Ryan Goins: The Blue Jays tried to hand the starting second-base job over to Goins, but the rookie infielder struggled to make consistent contact, and his overall inability to hit at the big league level cost him the role by the end of April. Munenori Kawasaki eventually took over and performed well with the bat for awhile, but he's best served in a utility role. Second base was a noticeable area of weakness for the Blue Jays last offseason and it remains one. Infielder Maicer Izturis will be back next year after a knee injury in 2014, but there's a clear need for additional help from outside the organization. Slotting Lawrie at the position is a fallback plan if the Blue Jays add a third baseman instead.
Jose Reyes: The shortstop hit the disabled list on the first day of the regular season, but he missed the minimum number of games and found a way to get through the rest of the year. It wasn't easy, though, as Reyes battled a shoulder issue midway through the season, and the turf at Rogers Centre took its toll on his legs over the final two months. The .287 batting average was respectable, but Reyes' .328 on-base percentage was his lowest since 2010. Though there were concerns with his range, Reyes and the Blue Jays felt injuries played a role. What's clear is that the club doesn't have any intention of changing Reyes' position any time soon, and the Blue Jays will need to find ways to get him more regular rest to avoid similar health concerns in 2015.
Lawrie: The third baseman remains one of the more intriguing young players in the Majors, but he has yet to find a way to stay healthy. This year, it was a broken hand and another oblique injury, which limited him to 70 games. Lawrie has yet to play more than 125 games in a season, and if he's going to take the next step, health will have to be on his side. It's sometimes easy to forget that Lawrie is only 24 years old. His versatility in the field is especially valuable for Toronto -- he's a plus defender at third, but his ability to play second will allow general manager Alex Anthopoulos to explore a lot of options this winter. It's hard to envision a scenario where the infield drastically improves unless Lawrie is a focal point.

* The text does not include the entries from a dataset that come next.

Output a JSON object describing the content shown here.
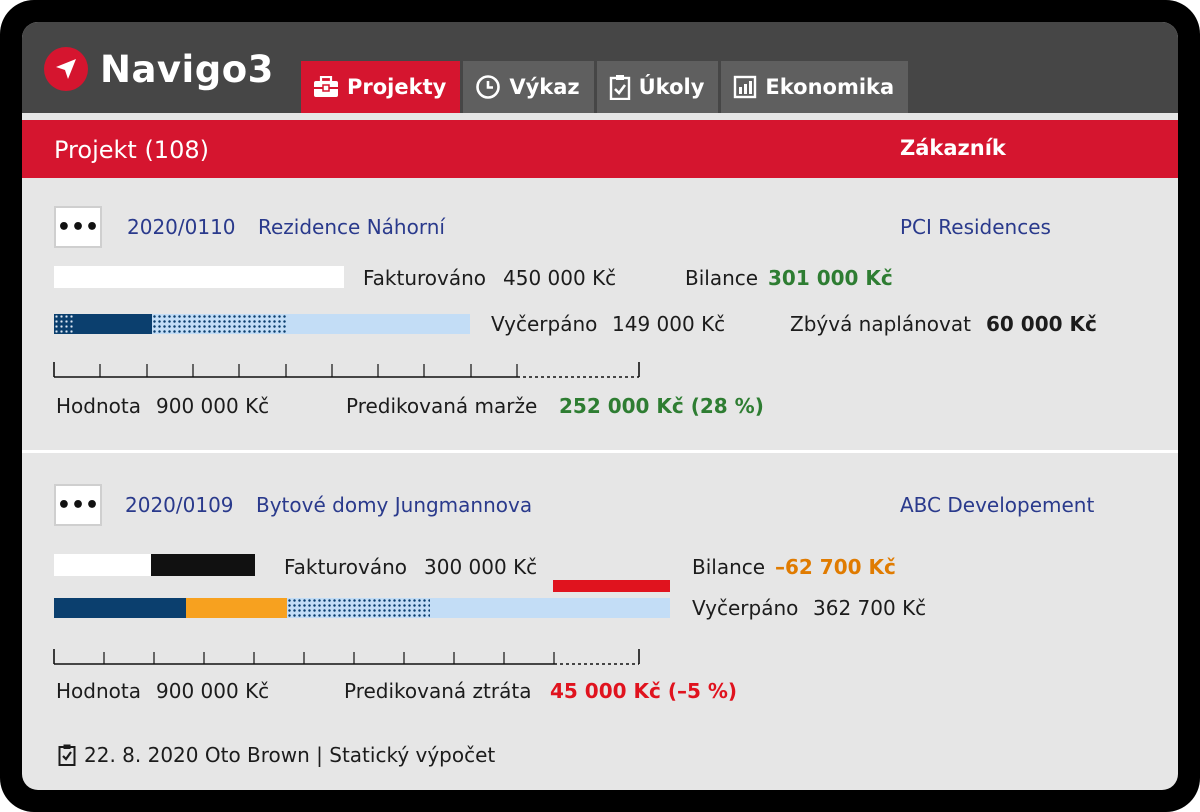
{
  "app": {
    "name": "Navigo3"
  },
  "tabs": [
    {
      "label": "Projekty",
      "icon": "briefcase-icon",
      "active": true
    },
    {
      "label": "Výkaz",
      "icon": "clock-icon",
      "active": false
    },
    {
      "label": "Úkoly",
      "icon": "clipboard-check-icon",
      "active": false
    },
    {
      "label": "Ekonomika",
      "icon": "bar-chart-icon",
      "active": false
    }
  ],
  "header": {
    "project_col": "Projekt (108)",
    "customer_col": "Zákazník"
  },
  "projects": [
    {
      "menu": "•••",
      "code": "2020/0110",
      "name": "Rezidence Náhorní",
      "customer": "PCI Residences",
      "invoiced_label": "Fakturováno",
      "invoiced_value": "450 000 Kč",
      "balance_label": "Bilance",
      "balance_value": "301 000 Kč",
      "spent_label": "Vyčerpáno",
      "spent_value": "149 000 Kč",
      "remaining_label": "Zbývá naplánovat",
      "remaining_value": "60 000 Kč",
      "value_label": "Hodnota",
      "value_value": "900 000 Kč",
      "prediction_label": "Predikovaná marže",
      "prediction_value": "252 000 Kč (28 %)"
    },
    {
      "menu": "•••",
      "code": "2020/0109",
      "name": "Bytové domy Jungmannova",
      "customer": "ABC Developement",
      "invoiced_label": "Fakturováno",
      "invoiced_value": "300 000 Kč",
      "balance_label": "Bilance",
      "balance_value": "–62 700 Kč",
      "spent_label": "Vyčerpáno",
      "spent_value": "362 700 Kč",
      "value_label": "Hodnota",
      "value_value": "900 000 Kč",
      "prediction_label": "Predikovaná ztráta",
      "prediction_value": "45 000 Kč (–5 %)"
    }
  ],
  "footer": {
    "text": "22. 8. 2020 Oto Brown | Statický výpočet",
    "icon": "clipboard-check-icon"
  },
  "colors": {
    "brand_red": "#d5152f",
    "topbar": "#464646",
    "tab_inactive": "#5f5f5f",
    "dark_blue": "#0b3f6e",
    "light_blue": "#c3ddf6",
    "orange": "#f7a11f",
    "positive": "#2e7d32",
    "negative": "#e0131e"
  }
}
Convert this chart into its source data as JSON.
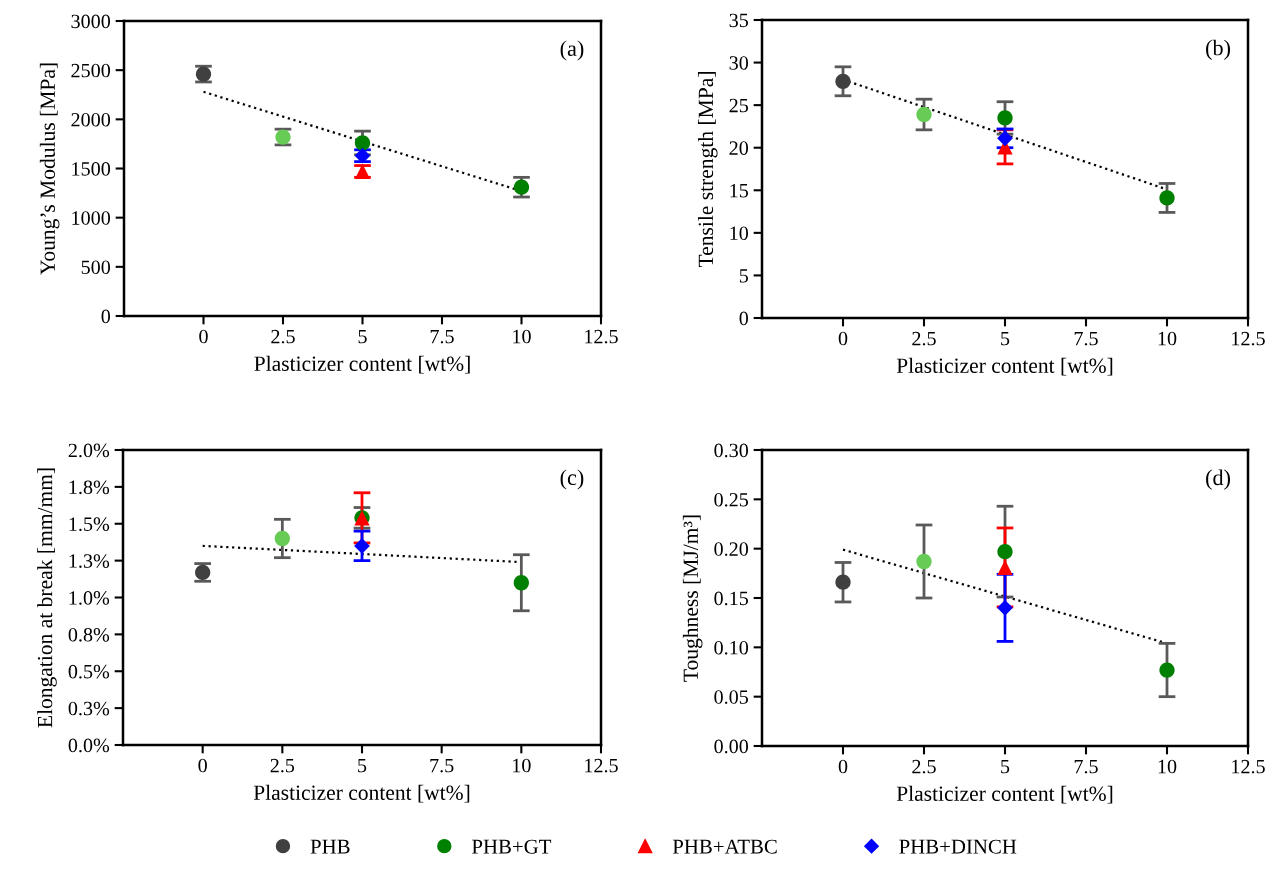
{
  "chart_data": [
    {
      "type": "scatter",
      "xlabel": "Plasticizer content [wt%]",
      "ylabel": "Young’s Modulus [MPa]",
      "annotations": [
        "(a)"
      ],
      "xlim": [
        -2.5,
        12.5
      ],
      "xticks": [
        0,
        2.5,
        5,
        7.5,
        10,
        12.5
      ],
      "ylim": [
        0,
        3000
      ],
      "yticks": [
        0,
        500,
        1000,
        1500,
        2000,
        2500,
        3000
      ],
      "grid": false,
      "legend": "bottom",
      "series": [
        {
          "name": "PHB",
          "color": "#404040",
          "marker": "circle",
          "x": [
            0
          ],
          "values": [
            2460
          ],
          "errors": [
            80
          ]
        },
        {
          "name": "PHB+GT",
          "color": "#008000",
          "colors": [
            "#66cc55",
            "#008000",
            "#008000"
          ],
          "marker": "circle",
          "x": [
            2.5,
            5,
            10
          ],
          "values": [
            1820,
            1760,
            1310
          ],
          "errors": [
            80,
            120,
            100
          ]
        },
        {
          "name": "PHB+ATBC",
          "color": "#ff0000",
          "marker": "triangle",
          "x": [
            5
          ],
          "values": [
            1470
          ],
          "errors": [
            60
          ]
        },
        {
          "name": "PHB+DINCH",
          "color": "#0000ff",
          "marker": "diamond",
          "x": [
            5
          ],
          "values": [
            1630
          ],
          "errors": [
            60
          ]
        },
        {
          "type": "line",
          "color": "#000000",
          "line_style": "dotted",
          "marker": "none",
          "x": [
            0,
            10
          ],
          "values": [
            2280,
            1270
          ]
        }
      ]
    },
    {
      "type": "scatter",
      "xlabel": "Plasticizer content [wt%]",
      "ylabel": "Tensile strength [MPa]",
      "annotations": [
        "(b)"
      ],
      "xlim": [
        -2.5,
        12.5
      ],
      "xticks": [
        0,
        2.5,
        5,
        7.5,
        10,
        12.5
      ],
      "ylim": [
        0,
        35
      ],
      "yticks": [
        0,
        5,
        10,
        15,
        20,
        25,
        30,
        35
      ],
      "grid": false,
      "series": [
        {
          "color": "#404040",
          "marker": "circle",
          "x": [
            0
          ],
          "values": [
            27.8
          ],
          "errors": [
            1.7
          ]
        },
        {
          "color": "#008000",
          "colors": [
            "#66cc55",
            "#008000",
            "#008000"
          ],
          "marker": "circle",
          "x": [
            2.5,
            5,
            10
          ],
          "values": [
            23.9,
            23.5,
            14.1
          ],
          "errors": [
            1.8,
            1.9,
            1.7
          ]
        },
        {
          "color": "#ff0000",
          "marker": "triangle",
          "x": [
            5
          ],
          "values": [
            20.1
          ],
          "errors": [
            2.0
          ]
        },
        {
          "color": "#0000ff",
          "marker": "diamond",
          "x": [
            5
          ],
          "values": [
            21.1
          ],
          "errors": [
            1.1
          ]
        },
        {
          "type": "line",
          "color": "#000000",
          "line_style": "dotted",
          "marker": "none",
          "x": [
            0,
            10
          ],
          "values": [
            28.0,
            15.1
          ]
        }
      ]
    },
    {
      "type": "scatter",
      "xlabel": "Plasticizer content [wt%]",
      "ylabel": "Elongation at break [mm/mm]",
      "annotations": [
        "(c)"
      ],
      "xlim": [
        -2.5,
        12.5
      ],
      "xticks": [
        0,
        2.5,
        5,
        7.5,
        10,
        12.5
      ],
      "ylim": [
        0,
        2.0
      ],
      "yticks": [
        {
          "value": 0,
          "label": "0.0%"
        },
        {
          "value": 0.25,
          "label": "0.3%"
        },
        {
          "value": 0.5,
          "label": "0.5%"
        },
        {
          "value": 0.75,
          "label": "0.8%"
        },
        {
          "value": 1.0,
          "label": "1.0%"
        },
        {
          "value": 1.25,
          "label": "1.3%"
        },
        {
          "value": 1.5,
          "label": "1.5%"
        },
        {
          "value": 1.75,
          "label": "1.8%"
        },
        {
          "value": 2.0,
          "label": "2.0%"
        }
      ],
      "grid": false,
      "series": [
        {
          "color": "#404040",
          "marker": "circle",
          "x": [
            0
          ],
          "values": [
            1.17
          ],
          "errors": [
            0.06
          ]
        },
        {
          "color": "#008000",
          "colors": [
            "#66cc55",
            "#008000",
            "#008000"
          ],
          "marker": "circle",
          "x": [
            2.5,
            5,
            10
          ],
          "values": [
            1.4,
            1.54,
            1.1
          ],
          "errors": [
            0.13,
            0.07,
            0.19
          ]
        },
        {
          "color": "#ff0000",
          "marker": "triangle",
          "x": [
            5
          ],
          "values": [
            1.54
          ],
          "errors": [
            0.17
          ]
        },
        {
          "color": "#0000ff",
          "marker": "diamond",
          "x": [
            5
          ],
          "values": [
            1.35
          ],
          "errors": [
            0.1
          ]
        },
        {
          "type": "line",
          "color": "#000000",
          "line_style": "dotted",
          "marker": "none",
          "x": [
            0,
            10
          ],
          "values": [
            1.35,
            1.24
          ]
        }
      ]
    },
    {
      "type": "scatter",
      "xlabel": "Plasticizer content [wt%]",
      "ylabel": "Toughness [MJ/m³]",
      "annotations": [
        "(d)"
      ],
      "xlim": [
        -2.5,
        12.5
      ],
      "xticks": [
        0,
        2.5,
        5,
        7.5,
        10,
        12.5
      ],
      "ylim": [
        0,
        0.3
      ],
      "yticks": [
        {
          "value": 0,
          "label": "0.00"
        },
        {
          "value": 0.05,
          "label": "0.05"
        },
        {
          "value": 0.1,
          "label": "0.10"
        },
        {
          "value": 0.15,
          "label": "0.15"
        },
        {
          "value": 0.2,
          "label": "0.20"
        },
        {
          "value": 0.25,
          "label": "0.25"
        },
        {
          "value": 0.3,
          "label": "0.30"
        }
      ],
      "grid": false,
      "series": [
        {
          "color": "#404040",
          "marker": "circle",
          "x": [
            0
          ],
          "values": [
            0.166
          ],
          "errors": [
            0.02
          ]
        },
        {
          "color": "#008000",
          "colors": [
            "#66cc55",
            "#008000",
            "#008000"
          ],
          "marker": "circle",
          "x": [
            2.5,
            5,
            10
          ],
          "values": [
            0.187,
            0.197,
            0.077
          ],
          "errors": [
            0.037,
            0.046,
            0.027
          ]
        },
        {
          "color": "#ff0000",
          "marker": "triangle",
          "x": [
            5
          ],
          "values": [
            0.181
          ],
          "errors": [
            0.04
          ]
        },
        {
          "color": "#0000ff",
          "marker": "diamond",
          "x": [
            5
          ],
          "values": [
            0.14
          ],
          "errors": [
            0.034
          ]
        },
        {
          "type": "line",
          "color": "#000000",
          "line_style": "dotted",
          "marker": "none",
          "x": [
            0,
            10
          ],
          "values": [
            0.199,
            0.104
          ]
        }
      ]
    }
  ]
}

Adam Lind: The home run power all but completely disappeared, but Lind still had a strong season at first base and DH. He posted a very strong .860 OPS but went deep just six times and drove in 40 runs. Part of the reason for those low numbers was a back injury earlier in the year and a broken foot that he tried to play on for several weeks. Regardless of the final tally, Lind remains an elite hitter against right-handed pitching and is best used as part of a platoon. Toronto can retain Lind for $7.5 million on a club option this winter. That would seem like a reasonable amount for Lind's overall production, but if the club wants to save money to use in another area, it's possible the Blue Jays could look to deal him this winter.
Areas for improvement: The bench needs to be upgraded. Toronto didn't have a natural shortstop to back up Reyes for most of the season, and that will have to change next year. The Blue Jays also struggled against left-handed pitching, but the late-season additions of Danny Valencia and John Mayberry Jr. may have helped change that. If Lind returns, either Valencia or Mayberry Jr. could be considered possibilities to step into a platoon role. The lack of production at second base speaks for itself. Defence could be improved with the return of Lawrie, and the Blue Jays can only hope for a better year in the field from Reyes.